Hybrid MoE — Mamba layers (sequence/memory efficiency) + transformer layers (reasoning), with a unified text decoder (details)

Total / active parameters

30B / 3B (A3B MoE)

Native modalities

Text, image, video, audio

Max context length

262K tokens

Training context schedule

16K → 49K → 262K (progressive scaling, see §Progressive context scaling)

Vision encoder

C-RADIOv4-H

Audio encoder

NVIDIA Parakeet (extended via Granary, Music Flamingo)

Video pipeline

3D convolutions + Efficient Video Sampling (EVS)

GA checkpoint

nvidia/Nemotron-3-Nano-Omni-30B-A3B-Reasoning-BF16

License

NVIDIA Nemotron Open Model License (enterprise-friendly, on-prem and any deployment)

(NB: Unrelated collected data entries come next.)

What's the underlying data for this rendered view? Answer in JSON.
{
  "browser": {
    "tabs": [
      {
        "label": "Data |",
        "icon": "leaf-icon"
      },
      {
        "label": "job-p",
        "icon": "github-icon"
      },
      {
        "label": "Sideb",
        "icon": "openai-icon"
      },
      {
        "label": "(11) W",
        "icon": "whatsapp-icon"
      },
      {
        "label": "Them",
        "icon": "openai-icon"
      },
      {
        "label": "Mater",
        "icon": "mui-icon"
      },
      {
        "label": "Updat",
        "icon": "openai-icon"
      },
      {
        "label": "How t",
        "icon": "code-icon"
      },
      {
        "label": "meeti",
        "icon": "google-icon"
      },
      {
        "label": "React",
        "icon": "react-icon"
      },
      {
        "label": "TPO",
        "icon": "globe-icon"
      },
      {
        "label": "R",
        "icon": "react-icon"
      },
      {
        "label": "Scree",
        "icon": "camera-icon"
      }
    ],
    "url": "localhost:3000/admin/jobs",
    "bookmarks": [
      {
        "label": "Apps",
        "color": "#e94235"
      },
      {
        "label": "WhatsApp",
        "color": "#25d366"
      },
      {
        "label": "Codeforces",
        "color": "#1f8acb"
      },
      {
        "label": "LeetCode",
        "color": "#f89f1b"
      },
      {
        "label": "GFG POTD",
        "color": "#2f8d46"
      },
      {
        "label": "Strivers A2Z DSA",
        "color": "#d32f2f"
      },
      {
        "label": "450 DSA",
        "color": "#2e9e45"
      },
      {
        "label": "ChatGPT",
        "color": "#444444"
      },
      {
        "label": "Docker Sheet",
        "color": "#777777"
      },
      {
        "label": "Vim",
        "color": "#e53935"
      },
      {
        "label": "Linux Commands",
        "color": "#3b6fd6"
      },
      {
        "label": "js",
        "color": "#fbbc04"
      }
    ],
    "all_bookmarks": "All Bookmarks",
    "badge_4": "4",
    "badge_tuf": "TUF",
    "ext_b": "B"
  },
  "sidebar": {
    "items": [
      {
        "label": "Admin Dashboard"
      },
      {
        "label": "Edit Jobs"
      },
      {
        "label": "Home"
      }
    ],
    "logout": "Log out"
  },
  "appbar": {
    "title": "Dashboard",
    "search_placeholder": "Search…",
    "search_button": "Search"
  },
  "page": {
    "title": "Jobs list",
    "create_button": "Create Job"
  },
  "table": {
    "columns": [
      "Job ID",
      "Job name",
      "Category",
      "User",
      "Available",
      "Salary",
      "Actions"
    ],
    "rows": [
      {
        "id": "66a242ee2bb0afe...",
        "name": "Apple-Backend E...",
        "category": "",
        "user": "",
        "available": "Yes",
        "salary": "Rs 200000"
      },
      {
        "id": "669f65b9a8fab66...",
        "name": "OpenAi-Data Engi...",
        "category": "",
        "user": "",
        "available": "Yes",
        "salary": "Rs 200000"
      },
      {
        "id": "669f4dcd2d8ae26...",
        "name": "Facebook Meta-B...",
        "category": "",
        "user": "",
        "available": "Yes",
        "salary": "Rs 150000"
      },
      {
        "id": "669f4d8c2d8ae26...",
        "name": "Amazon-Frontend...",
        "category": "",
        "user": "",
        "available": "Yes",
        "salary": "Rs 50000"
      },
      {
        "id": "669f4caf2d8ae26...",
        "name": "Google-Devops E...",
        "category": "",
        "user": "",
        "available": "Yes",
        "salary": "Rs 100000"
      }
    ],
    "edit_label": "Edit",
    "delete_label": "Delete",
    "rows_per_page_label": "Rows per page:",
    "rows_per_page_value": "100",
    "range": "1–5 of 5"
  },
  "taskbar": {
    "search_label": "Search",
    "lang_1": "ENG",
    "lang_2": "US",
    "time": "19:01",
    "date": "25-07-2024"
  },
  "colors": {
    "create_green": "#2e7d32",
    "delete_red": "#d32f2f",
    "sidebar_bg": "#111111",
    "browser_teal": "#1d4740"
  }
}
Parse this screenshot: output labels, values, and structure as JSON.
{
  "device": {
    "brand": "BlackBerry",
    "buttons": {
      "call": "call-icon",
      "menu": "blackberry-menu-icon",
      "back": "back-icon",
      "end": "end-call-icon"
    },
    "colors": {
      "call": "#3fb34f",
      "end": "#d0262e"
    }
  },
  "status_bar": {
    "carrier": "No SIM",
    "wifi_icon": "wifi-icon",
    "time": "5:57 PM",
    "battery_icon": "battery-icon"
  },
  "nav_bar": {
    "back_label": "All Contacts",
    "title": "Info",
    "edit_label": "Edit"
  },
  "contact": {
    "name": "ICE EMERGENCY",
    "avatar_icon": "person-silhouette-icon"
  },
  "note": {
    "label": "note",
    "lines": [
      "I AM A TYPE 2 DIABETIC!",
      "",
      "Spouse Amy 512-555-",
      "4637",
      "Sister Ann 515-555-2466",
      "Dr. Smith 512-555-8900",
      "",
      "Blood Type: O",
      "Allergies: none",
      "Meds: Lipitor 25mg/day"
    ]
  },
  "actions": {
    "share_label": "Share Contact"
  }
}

For the full architectural deep-dive — including why EVS drives the throughput numbers, the perception-sub-agent framing, and the released training-data scale (127B / 124M / 20×25 / 11.4M) — see architecture.md.

Capabilities (released benchmarks)#

  • Best-in-class on MMlongbench-Doc and OCRBenchV2 (document intelligence)

  • Leading on WorldSense, DailyOmni, VoiceBench (video / audio understanding)

  • ~9.2× greater effective system capacity on video reasoning, ~7.4× on multi-document workloads vs. comparable open omni models

  • “Highest throughput across every task” in MediaPerf; “lowest inference cost for video-level tagging”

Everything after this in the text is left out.